Nemesis von Winther hat es geschafft, sie darf an der Universität studieren, an der ihr Bruder ums Leben kam und versucht das nachzuvollziehen.
Die Story geht nahtlos weiter. Wie schon erwähnt, muss man das erste Buch gelesen haben, um alles nachvollziehen zu können.
Ein schöner Schreibstil, eine sehr berührende Story, mit den sensiblen Themen wird gut umgegangen, für mich war es ein wahres Leseerlebnis. Ich mochte die Dilogie sehr gern, spannend, fantasievoll und gut erzählt. Dazu ist die Dilogie auch noch optisch ein echtes Highlight. Unterhaltsam, das Thema der Träume war auch gut erzählt. Auch die Liebe kam nicht zu kurz. Ich mochte auch die Protagonisten, die mir während der Geschichte doch sehr ansprechend Herz gewachsen sind. War schon ein Lesehighlight und ich kann die Dilogie allen Fantasy LeserInnen nur empfehlen.
Magischer Auftakt
Spellcraft, Band 1 - Die Magie der silbernen Flamme von R. L. Ferguson
Lucys Großmutter wurde vor ihren Augen entführt und sie hat an diese Tat keine Erinnerung. Aber Lucy hat auch ein besonderes Talent, sie ist eine Spellcrafterin und kann Mithilfe ihrer magischen Kräfte bzw. kann sie Gegenstände Magie einhauchen. Doch die Suche ist nicht ungefährlich, in London scheint die Magie außer Rand und Band.
Ein gelungener Auftakt, eine spannende Story und vielseitige Charaktere.
Mit dem Begriff Spellcrafterin konnte ich vor dem Lesen des Buches nichts anfangen, aber es wird gut erklärt, so das man als LeserIn eine gute Vorstellung der Kraft bekommt. Lucy ist eine sehr sympathische Protagonistin, die einem ans Herz wächst. Ein gut zu lesender Schreibstil, angenehme Kapitellänge, ein spannende, unterhaltsame Srory, sie einfach Spaß macht. Ich mochte die Welt, die Beschreibung war sehr plakativ. Für mich ein gelungener Auftakt in eine spannende Reihe. Ich freue mich schon auf die Fortsetzungen, auf die wir aber noch eine ganze Weile warten müssen. Auf jeden Fall sehr lesenswert.
Topp Abschluss
Dark Venice. Silent Haze (Dark Venice 2) von Antonia Wesseling
Achtung: Band zwei einer Dilogie, man muss Band eins gelesen haben.
Die Filmvorführung des Unfalls von Tino sorgt für Erschrecken und dafür das Matteo und seine Freunde sich vor Gericht verantworten müssen. Für Merle ist der Schreck groß und sie leidet darunter. Aber eins sei gesagt, nicht ist so, wie es scheint.
Nachdem Buch eins mit einem diesen Cliffhänger endete, war ich schon sehr gespannt auf das zweite Buch der Dilogie. Und zum Glück musste ich nicht lange warten.
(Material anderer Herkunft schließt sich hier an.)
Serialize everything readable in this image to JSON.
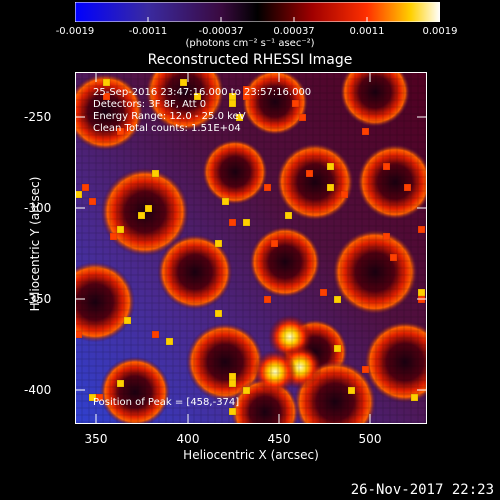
{
  "colorbar": {
    "ticks": [
      "-0.0019",
      "-0.0011",
      "-0.00037",
      "0.00037",
      "0.0011",
      "0.0019"
    ],
    "units": "(photons cm⁻² s⁻¹ asec⁻²)"
  },
  "image": {
    "title": "Reconstructed RHESSI Image",
    "annotations": [
      "25-Sep-2016 23:47:16.000 to 23:57:16.000",
      "Detectors: 3F 8F, Att 0",
      "Energy Range: 12.0 - 25.0 keV",
      "Clean    Total counts: 1.51E+04"
    ],
    "peak": "Position of Peak = [458,-374]",
    "x_axis": {
      "label": "Heliocentric X (arcsec)",
      "ticks": [
        "350",
        "400",
        "450",
        "500"
      ]
    },
    "y_axis": {
      "label": "Heliocentric Y (arcsec)",
      "ticks": [
        "-250",
        "-300",
        "-350",
        "-400"
      ]
    }
  },
  "timestamp": "26-Nov-2017 22:23"
}
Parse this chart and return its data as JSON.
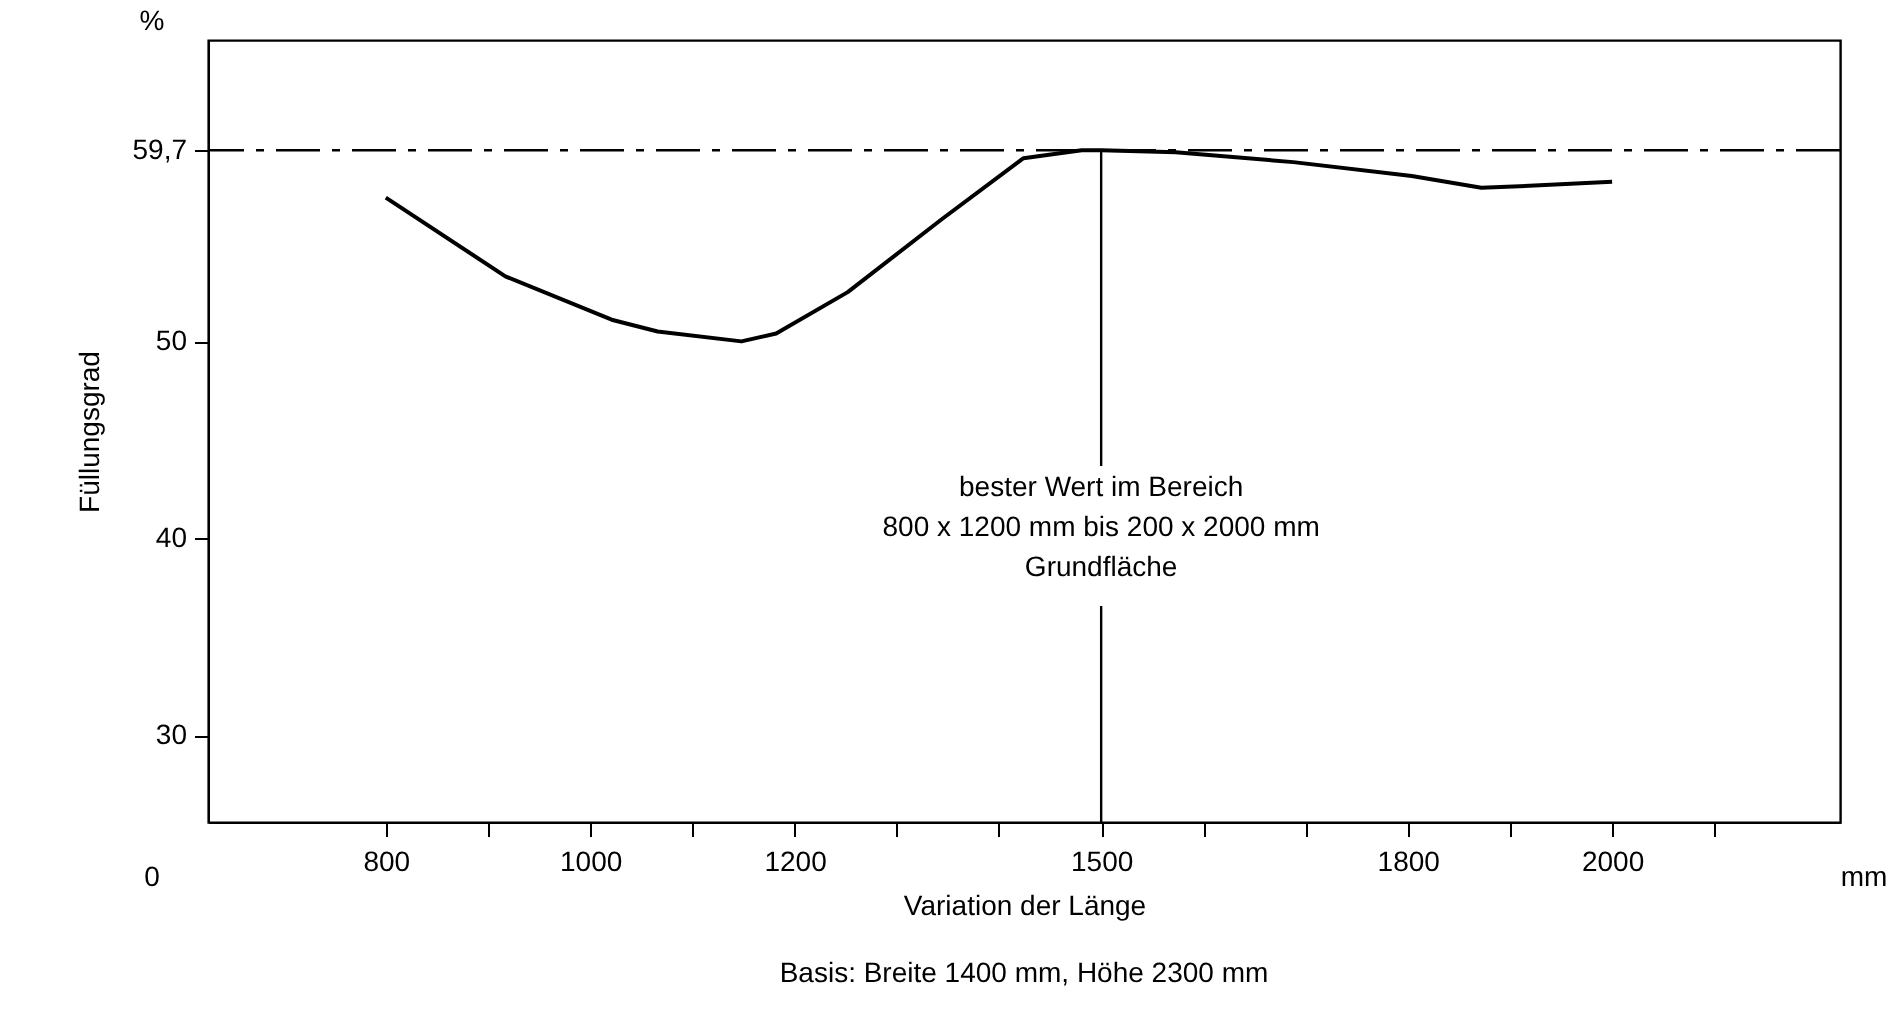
{
  "chart_data": {
    "type": "line",
    "xlabel": "Variation der Länge",
    "ylabel": "Füllungsgrad",
    "x": [
      800,
      917,
      1021,
      1066,
      1148,
      1182,
      1252,
      1344,
      1424,
      1481,
      1500,
      1573,
      1688,
      1804,
      1872,
      1919,
      2000
    ],
    "series": [
      {
        "color": "#000000",
        "values": [
          57.3,
          53.3,
          51.1,
          50.5,
          50.0,
          50.4,
          52.5,
          56.2,
          59.3,
          59.7,
          59.7,
          59.6,
          59.1,
          58.4,
          57.8,
          57.9,
          58.1
        ]
      }
    ],
    "xlim": [
      626,
      2223
    ],
    "xticks": [
      800,
      {
        "value": 900,
        "label": null
      },
      1000,
      {
        "value": 1100,
        "label": null
      },
      1200,
      {
        "value": 1300,
        "label": null
      },
      {
        "value": 1400,
        "label": null
      },
      1500,
      {
        "value": 1600,
        "label": null
      },
      {
        "value": 1700,
        "label": null
      },
      1800,
      {
        "value": 1900,
        "label": null
      },
      2000,
      {
        "value": 2100,
        "label": null
      }
    ],
    "ylim": [
      25.6,
      65.3
    ],
    "yticks": [
      30,
      40,
      50,
      {
        "value": 59.7,
        "label": "59,7"
      }
    ],
    "ref_lines": [
      {
        "axis": "y",
        "value": 59.7,
        "line_style": "dashed",
        "color": "#000000"
      },
      {
        "axis": "x",
        "value": 1500,
        "line_style": "solid",
        "color": "#000000"
      }
    ],
    "annotations": [
      "%",
      "mm",
      "bester Wert im Bereich\n800 x 1200 mm bis 200 x 2000 mm\nGrundfläche",
      "Basis: Breite 1400 mm, Höhe 2300 mm",
      "0"
    ],
    "grid": false,
    "marker": "none",
    "line_style": "solid"
  }
}
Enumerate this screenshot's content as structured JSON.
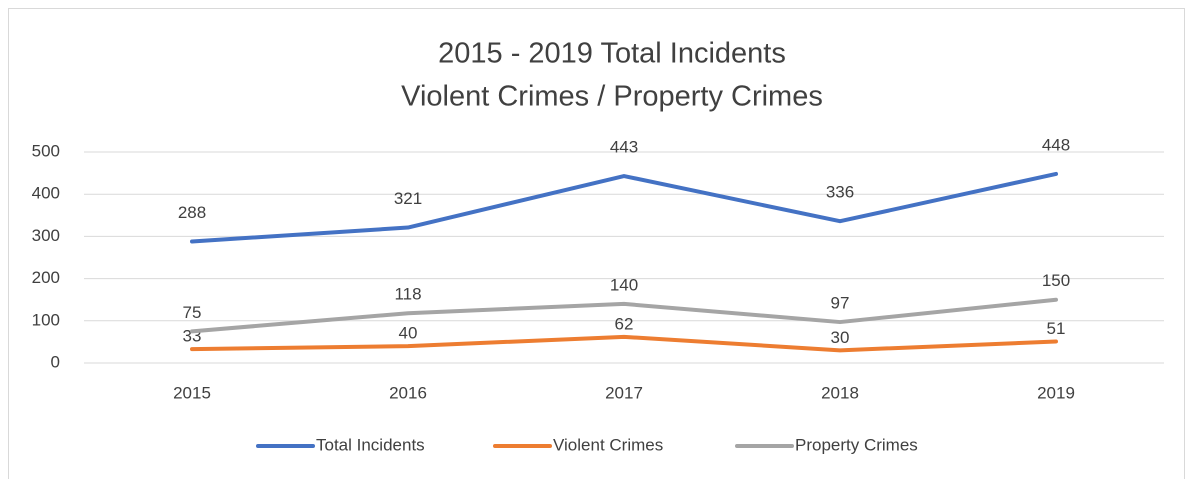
{
  "chart_data": {
    "type": "line",
    "title": "2015 - 2019 Total Incidents",
    "subtitle": "Violent Crimes / Property Crimes",
    "categories": [
      "2015",
      "2016",
      "2017",
      "2018",
      "2019"
    ],
    "series": [
      {
        "name": "Total Incidents",
        "color": "#4472c4",
        "values": [
          288,
          321,
          443,
          336,
          448
        ]
      },
      {
        "name": "Violent Crimes",
        "color": "#ed7d31",
        "values": [
          33,
          40,
          62,
          30,
          51
        ]
      },
      {
        "name": "Property Crimes",
        "color": "#a5a5a5",
        "values": [
          75,
          118,
          140,
          97,
          150
        ]
      }
    ],
    "ylim": [
      0,
      500
    ],
    "yticks": [
      0,
      100,
      200,
      300,
      400,
      500
    ],
    "grid": true,
    "legend": "bottom"
  }
}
Die Geschichte geht weiter, es bleibt spannend. Man muss meiner Meinung nach Teil eins unbedingt gelesen haben um der Story folgen zu können. Mir hat es wieder sehr viel Lesefreude bereitet, es war ein auf und ab der Gefühle, ich konnte sehr mitfühlen. Es ist aber schon sehr bedrückend, fast schon depressiv, unbedingt Trickerwarnung beachten. Es war für mich ein Topp Abschluss einer gelungenen Dilogie, die ich absolut empfehlen kann. Antonia Wesseling schreibt tolle Romane, aber keine Wohlfühlbücher.